I hope that the summary above has not left those sleep-disordered patients with hypertension, asthma, cancer or parkinsonism in a state of helpless confusion. Sometimes it seems as if anything you can take to help one problem will cause a myriad of other problems.
This review has some of the character of the PDR in its listing of potential side effects without creating a clinical context of their frequency, severity, and offsetting benefits of their therapeutic effects. Generally I discourage patients from dwelling on the PDR descriptions of potential adverse effects of drugs. They are written less to inform the doctor and patient than to protect the drug company against suits based on the allegation that they failed to warn. Therefore, their safest path is to list everything that is ever reported by anyone taking their drug, however rare or tenuous the connection to the drug itself.

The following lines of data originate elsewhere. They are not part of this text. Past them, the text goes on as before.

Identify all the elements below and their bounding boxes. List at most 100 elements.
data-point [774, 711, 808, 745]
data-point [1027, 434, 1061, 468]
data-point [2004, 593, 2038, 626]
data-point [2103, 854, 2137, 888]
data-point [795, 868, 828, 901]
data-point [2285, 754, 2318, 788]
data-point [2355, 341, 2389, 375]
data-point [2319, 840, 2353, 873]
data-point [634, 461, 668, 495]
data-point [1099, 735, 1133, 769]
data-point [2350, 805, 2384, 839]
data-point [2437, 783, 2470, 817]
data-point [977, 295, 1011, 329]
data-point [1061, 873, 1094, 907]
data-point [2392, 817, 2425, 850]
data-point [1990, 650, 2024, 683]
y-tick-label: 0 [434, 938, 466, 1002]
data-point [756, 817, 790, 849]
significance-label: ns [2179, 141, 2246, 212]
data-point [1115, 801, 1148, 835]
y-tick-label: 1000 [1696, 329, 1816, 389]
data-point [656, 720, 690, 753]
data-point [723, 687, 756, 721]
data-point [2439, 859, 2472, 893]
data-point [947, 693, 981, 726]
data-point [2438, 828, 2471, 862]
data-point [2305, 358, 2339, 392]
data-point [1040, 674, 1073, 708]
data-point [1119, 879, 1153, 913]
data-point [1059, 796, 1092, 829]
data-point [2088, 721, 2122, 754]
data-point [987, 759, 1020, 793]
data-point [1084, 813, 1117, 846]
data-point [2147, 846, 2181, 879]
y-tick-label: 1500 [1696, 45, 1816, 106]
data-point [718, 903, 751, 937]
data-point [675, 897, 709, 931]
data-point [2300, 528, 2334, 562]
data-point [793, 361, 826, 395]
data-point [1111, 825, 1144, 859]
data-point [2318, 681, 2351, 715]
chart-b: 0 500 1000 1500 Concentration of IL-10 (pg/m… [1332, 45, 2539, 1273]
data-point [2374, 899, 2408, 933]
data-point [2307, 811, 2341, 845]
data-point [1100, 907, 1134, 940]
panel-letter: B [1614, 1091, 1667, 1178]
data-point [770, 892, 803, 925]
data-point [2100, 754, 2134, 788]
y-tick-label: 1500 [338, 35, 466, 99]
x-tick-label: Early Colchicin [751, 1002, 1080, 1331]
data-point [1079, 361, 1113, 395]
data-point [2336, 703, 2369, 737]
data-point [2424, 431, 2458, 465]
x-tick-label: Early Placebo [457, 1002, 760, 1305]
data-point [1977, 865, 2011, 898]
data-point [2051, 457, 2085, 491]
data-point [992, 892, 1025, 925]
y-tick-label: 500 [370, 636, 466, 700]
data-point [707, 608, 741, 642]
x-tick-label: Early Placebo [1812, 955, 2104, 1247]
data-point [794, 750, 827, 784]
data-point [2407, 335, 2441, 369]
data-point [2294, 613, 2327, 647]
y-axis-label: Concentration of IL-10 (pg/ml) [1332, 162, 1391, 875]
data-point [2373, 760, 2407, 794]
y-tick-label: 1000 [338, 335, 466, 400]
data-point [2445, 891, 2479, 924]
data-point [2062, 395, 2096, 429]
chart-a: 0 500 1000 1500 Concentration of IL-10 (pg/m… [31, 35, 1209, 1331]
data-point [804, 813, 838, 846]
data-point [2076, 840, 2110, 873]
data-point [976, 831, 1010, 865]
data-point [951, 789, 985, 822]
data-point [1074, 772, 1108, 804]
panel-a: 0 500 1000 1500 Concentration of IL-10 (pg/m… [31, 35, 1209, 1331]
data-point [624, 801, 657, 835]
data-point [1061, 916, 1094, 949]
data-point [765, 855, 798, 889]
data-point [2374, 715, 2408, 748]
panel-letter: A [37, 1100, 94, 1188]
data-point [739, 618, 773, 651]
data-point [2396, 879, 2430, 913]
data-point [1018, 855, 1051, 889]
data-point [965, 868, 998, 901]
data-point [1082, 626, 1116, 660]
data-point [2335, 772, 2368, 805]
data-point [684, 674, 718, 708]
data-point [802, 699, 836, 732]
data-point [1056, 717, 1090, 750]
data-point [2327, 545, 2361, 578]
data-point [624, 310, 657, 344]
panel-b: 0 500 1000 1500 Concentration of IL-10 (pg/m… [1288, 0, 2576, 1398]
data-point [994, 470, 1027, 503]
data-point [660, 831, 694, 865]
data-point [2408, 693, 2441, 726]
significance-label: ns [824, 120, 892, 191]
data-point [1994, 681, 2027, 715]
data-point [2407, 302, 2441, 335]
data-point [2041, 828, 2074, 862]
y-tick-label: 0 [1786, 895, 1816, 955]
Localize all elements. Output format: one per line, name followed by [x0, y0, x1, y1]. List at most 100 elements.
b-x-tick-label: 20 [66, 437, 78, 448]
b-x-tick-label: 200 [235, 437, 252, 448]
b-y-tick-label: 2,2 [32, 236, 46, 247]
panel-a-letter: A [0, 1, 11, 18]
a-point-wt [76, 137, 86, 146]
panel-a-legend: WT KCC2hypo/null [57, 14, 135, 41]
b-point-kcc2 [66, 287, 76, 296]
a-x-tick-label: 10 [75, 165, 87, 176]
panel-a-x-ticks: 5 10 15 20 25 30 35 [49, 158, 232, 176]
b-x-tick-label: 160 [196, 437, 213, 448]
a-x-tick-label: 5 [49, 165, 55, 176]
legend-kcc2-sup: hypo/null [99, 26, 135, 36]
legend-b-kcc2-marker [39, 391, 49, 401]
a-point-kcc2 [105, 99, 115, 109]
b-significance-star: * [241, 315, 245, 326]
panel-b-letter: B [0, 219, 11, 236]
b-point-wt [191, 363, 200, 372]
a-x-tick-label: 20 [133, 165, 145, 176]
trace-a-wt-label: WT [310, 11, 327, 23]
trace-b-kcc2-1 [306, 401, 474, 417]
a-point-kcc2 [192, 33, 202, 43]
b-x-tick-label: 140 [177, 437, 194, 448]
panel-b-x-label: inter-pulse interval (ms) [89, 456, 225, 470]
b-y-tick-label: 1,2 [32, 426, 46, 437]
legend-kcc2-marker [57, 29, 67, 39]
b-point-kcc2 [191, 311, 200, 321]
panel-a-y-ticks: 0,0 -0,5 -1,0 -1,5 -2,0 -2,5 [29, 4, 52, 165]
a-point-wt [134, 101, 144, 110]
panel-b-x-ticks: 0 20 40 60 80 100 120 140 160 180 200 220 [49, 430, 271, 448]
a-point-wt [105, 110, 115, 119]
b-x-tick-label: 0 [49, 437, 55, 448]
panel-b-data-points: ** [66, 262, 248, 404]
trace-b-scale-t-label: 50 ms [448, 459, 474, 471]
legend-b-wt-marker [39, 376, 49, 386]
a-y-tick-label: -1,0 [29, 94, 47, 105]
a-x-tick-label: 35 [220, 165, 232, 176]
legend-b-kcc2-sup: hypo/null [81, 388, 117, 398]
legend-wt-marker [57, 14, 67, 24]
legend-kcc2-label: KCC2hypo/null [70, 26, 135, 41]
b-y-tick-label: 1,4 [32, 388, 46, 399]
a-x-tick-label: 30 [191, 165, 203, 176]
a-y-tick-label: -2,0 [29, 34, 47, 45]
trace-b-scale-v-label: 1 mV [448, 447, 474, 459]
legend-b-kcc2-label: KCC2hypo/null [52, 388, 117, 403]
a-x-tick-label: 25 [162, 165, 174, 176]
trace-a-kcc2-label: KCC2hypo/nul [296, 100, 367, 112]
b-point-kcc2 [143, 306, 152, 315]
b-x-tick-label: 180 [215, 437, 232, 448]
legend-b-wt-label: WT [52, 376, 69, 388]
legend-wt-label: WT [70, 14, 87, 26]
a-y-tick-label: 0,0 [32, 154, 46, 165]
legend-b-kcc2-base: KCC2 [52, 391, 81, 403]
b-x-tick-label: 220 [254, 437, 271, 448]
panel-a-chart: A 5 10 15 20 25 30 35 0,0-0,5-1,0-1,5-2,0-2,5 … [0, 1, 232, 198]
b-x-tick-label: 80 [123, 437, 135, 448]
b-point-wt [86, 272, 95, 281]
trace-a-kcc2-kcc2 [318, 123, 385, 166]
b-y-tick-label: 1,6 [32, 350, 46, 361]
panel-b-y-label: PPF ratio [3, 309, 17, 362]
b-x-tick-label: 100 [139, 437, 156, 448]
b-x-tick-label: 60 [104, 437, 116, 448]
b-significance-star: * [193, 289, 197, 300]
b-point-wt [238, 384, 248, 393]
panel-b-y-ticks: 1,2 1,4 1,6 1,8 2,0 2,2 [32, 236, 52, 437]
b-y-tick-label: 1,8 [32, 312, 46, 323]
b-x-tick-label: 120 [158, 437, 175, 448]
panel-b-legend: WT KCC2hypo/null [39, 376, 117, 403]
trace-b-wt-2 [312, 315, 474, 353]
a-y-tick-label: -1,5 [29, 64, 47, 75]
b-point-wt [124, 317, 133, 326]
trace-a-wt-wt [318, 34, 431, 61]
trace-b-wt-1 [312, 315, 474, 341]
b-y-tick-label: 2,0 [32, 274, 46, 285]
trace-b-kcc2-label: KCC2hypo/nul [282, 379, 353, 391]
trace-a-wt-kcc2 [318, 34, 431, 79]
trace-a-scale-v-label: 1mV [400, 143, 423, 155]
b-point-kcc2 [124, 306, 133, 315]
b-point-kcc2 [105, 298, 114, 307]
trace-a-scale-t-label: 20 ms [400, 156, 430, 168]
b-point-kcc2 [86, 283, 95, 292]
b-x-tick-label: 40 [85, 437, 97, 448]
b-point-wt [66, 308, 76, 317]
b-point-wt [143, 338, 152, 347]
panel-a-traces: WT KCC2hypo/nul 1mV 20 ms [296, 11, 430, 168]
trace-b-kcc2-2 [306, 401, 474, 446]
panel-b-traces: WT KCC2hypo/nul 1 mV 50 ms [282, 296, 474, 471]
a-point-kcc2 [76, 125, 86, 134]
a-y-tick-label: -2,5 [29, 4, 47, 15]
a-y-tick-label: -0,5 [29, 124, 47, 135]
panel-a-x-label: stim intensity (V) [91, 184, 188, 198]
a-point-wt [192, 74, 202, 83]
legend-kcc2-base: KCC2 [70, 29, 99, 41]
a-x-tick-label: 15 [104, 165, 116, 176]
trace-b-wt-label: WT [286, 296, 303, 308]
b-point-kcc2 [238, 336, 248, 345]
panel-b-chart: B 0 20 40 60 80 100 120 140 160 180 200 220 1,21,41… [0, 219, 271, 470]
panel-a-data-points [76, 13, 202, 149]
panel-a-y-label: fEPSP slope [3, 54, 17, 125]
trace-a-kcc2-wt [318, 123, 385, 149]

One way to think about it is that almost any drug can cause almost any side-effect you could name in some unfortunate individual, but that most patients never have the vast majority of such reported side-effects. On the other hand, if you do have a symptom you suspect to be a side-effect, it is useful supportive evidence (though still not proof) of a connection if the particular side-effect is listed with the drug. It is still more relelvant if it is described as "common." But the most relevant piece of data comes from you the patient: did the symptom start shortly after the drug, or when the drug was increased in dosage, and has it seemed to lessen with dosage decrease? This is, to my mind, the most important evidence that a drug is causing a given side-effect for a given person.
Meanwhile, don't let yourself be paralyzed by anxiety that anything you take will make matters worse. Most often, the opposite is true, that for instance the drug that relieves asthmatic symptoms helps the patient sleep better and therefore feel more alert.